Consider your neighborhood. Some houses are rented, some houses and lots will be bought by builders and a few condos will go up. Some houses have fallen into disrepair. What you hope for, though, is that the majority of houses in your neighborhood will be occupied by the owners. Homeowners are the ones who make sure that the schools are good and the streets are clean. Owners will plant trees and throw a good block party. Builders may provide liquidity to the market, but they can’t maintain the spirit of the neighborhood.

In the same way, if we want to have a good financial advice industry, we need to own it. One way to do that, among others, is to sell our firms internally to our subordinates. Internal succession—passing the baton to people actively engaged in the business—is one of the best ways to keep a firm’s culture alive and keep promises to clients and employees.

Often, a firm’s founder actually prefers to sell to the younger generation, (or “G2,” to borrow a term from Tim Chase, the CEO of WMS Partners in Baltimore). But there are things standing in the way:

• The next generation might not be around. The founders have never found or have never tried to find younger professionals.

• G2 may be there, but the younger employees might be underdeveloped in their skills and not yet ready to take over.

• The next generation also might not want to take on the significant financial and business risk necessary to buy out the founders.

• The price of a big, successful firm might be too much for the younger partners to buy into.

• The capital younger advisors need may not be available.

Where there’s a will, there’s a way. But it takes a commitment from both G1 and G2 to do it. Otherwise, it does not work.

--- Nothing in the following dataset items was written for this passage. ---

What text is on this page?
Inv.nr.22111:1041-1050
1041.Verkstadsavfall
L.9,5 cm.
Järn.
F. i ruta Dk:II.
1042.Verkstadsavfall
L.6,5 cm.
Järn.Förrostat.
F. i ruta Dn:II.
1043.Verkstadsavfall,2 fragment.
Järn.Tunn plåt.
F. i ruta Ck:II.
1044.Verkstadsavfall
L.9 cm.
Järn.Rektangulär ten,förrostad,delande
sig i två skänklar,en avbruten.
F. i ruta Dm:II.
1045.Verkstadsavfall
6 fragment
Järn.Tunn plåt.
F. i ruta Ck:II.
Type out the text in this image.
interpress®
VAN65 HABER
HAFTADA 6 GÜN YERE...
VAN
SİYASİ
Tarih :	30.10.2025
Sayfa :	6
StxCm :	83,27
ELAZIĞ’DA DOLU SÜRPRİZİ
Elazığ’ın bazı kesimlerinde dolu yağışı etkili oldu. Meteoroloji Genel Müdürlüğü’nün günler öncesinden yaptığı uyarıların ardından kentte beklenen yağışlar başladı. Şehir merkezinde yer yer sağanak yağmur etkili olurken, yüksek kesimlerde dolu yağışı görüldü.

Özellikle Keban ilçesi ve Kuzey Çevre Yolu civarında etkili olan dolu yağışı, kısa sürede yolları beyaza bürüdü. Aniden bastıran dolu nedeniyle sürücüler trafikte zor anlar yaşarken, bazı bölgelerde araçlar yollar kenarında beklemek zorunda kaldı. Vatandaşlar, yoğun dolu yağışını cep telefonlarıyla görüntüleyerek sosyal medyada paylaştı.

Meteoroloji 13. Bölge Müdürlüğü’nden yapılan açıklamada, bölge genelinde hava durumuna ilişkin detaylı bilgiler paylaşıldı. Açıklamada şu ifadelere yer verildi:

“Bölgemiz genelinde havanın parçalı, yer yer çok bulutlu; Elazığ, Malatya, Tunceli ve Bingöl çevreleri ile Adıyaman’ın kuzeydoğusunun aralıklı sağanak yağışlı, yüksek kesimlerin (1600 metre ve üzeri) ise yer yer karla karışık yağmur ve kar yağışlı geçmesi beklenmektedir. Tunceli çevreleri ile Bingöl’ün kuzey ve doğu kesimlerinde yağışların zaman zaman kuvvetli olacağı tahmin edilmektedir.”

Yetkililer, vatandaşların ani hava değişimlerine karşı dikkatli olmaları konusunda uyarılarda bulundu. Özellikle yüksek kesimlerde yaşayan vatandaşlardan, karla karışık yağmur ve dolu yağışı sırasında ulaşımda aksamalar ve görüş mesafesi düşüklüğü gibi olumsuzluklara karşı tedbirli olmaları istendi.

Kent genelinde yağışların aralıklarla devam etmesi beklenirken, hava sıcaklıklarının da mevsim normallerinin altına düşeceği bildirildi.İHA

An internal succession plan is not for everyone. Sometimes, it’s better for an advisor to simply sell or turn to private equity to grow. But if a firm is committed to creating continuity and if the next generation is motivated to lead, the financial issues can be overcome.

We often tend to focus on the equity transaction and forget that before we start discussing an equity deal, we need to make sure G2 can actually replace founders as professionals and leaders. They must be able to service clients equally well and be able to continue bringing in new ones. They must be able to take over as professionals, leaders and investors.

Before we sell the car to G2, let’s make sure they can drive it, otherwise we will have a car-crash disaster, no matter what the price.

The Big Purchase
A founder’s most straightforward strategy for selling internally is to simply sell his or her equity to the next generation in one big transaction. The purchase may be financed by the founder, or there may be a third-party lender.

The key in such a transaction is the relationship between the price and the cash profits of the firm. If the after-tax profits of the firm are higher than the payments on the “succession mortgage” (the loan taken to buy out the founders) then the transaction will be very smooth. All G2 has to do is maintain the revenue of the firm. Unfortunately, this is rarely the case as taxes will take a large bite out of the profits. That said, the longer the loan term, the easier it is to achieve that balance. Seven-year terms are common, and at times 10-year terms are used.

The second issue is the discrepancy between the “internal price” and the “external price.” The valuation external buyers such as banks or serial acquirers offer is usually higher than the “internal” price offered by the successors. Founders rarely insist that the younger employees match the external price. Most founders are content with a lower price, as long as they don’t feel that the internal offer is unfair. “Fairness” is difficult to define here, but if the internal price is half the external one, founders will start feeling as if they are being taken advantage of.

A Large Number Of Small Transactions
Most large firms make a lot of small equity sales to introduce key people to the ownership group (while small in percentage terms, these sales can be in the millions). New partners buy 1% to 10% each (the larger the firm, the smaller the percentage). These small purchases not only motivate new partners, giving them skin in the game; these deals are also instrumental in succession plans for a number of reasons.

• Over time, sales of 3%-4% to a growing group of partners can transfer a fairly significant amount of equity, eventually giving the junior partners 20% to 40% of a firm.

• The initial small transaction paves the way for future “larger” deals because the new partners will have had the experience of buying in and seeing the cash flow work.

Such transactions may not be nearly big enough for an eventual succession, but they are a necessary start.

Passive Ownership
If the equity can’t be transferred, a firm’s founder can merely remain a passive owner of the firm—holding on to a majority of shares, even as he or she steps away from day-to-day work.

For example, let’s say I started Bulgarian Managed Wealth (BMW) and have been the CEO since inception. Let’s say I have five partners who are very capable of running and growing the business without me, and their combined stakes make up 30% of the firm while I hold the remaining 70% of the equity. It might be logical for me to step down from the CEO job and perhaps retire—but keep my 70%. Why not? No one forced Bill Gates to sell his Microsoft shares when he retired as CEO.

Passive ownership has several key advantages that deserve consideration:

• There is no need for a massive buyout by G2 or, thus, for them to raise capital and take on the risk or burden of payments.

• The founders will be able to continue enjoying the cash flow from the business.

• The founder and the second generation will stay on the same page, since both groups are still focused on continued cash flow and profitability.

• The equity could be passed on to the founder’s children and family without disrupting the business.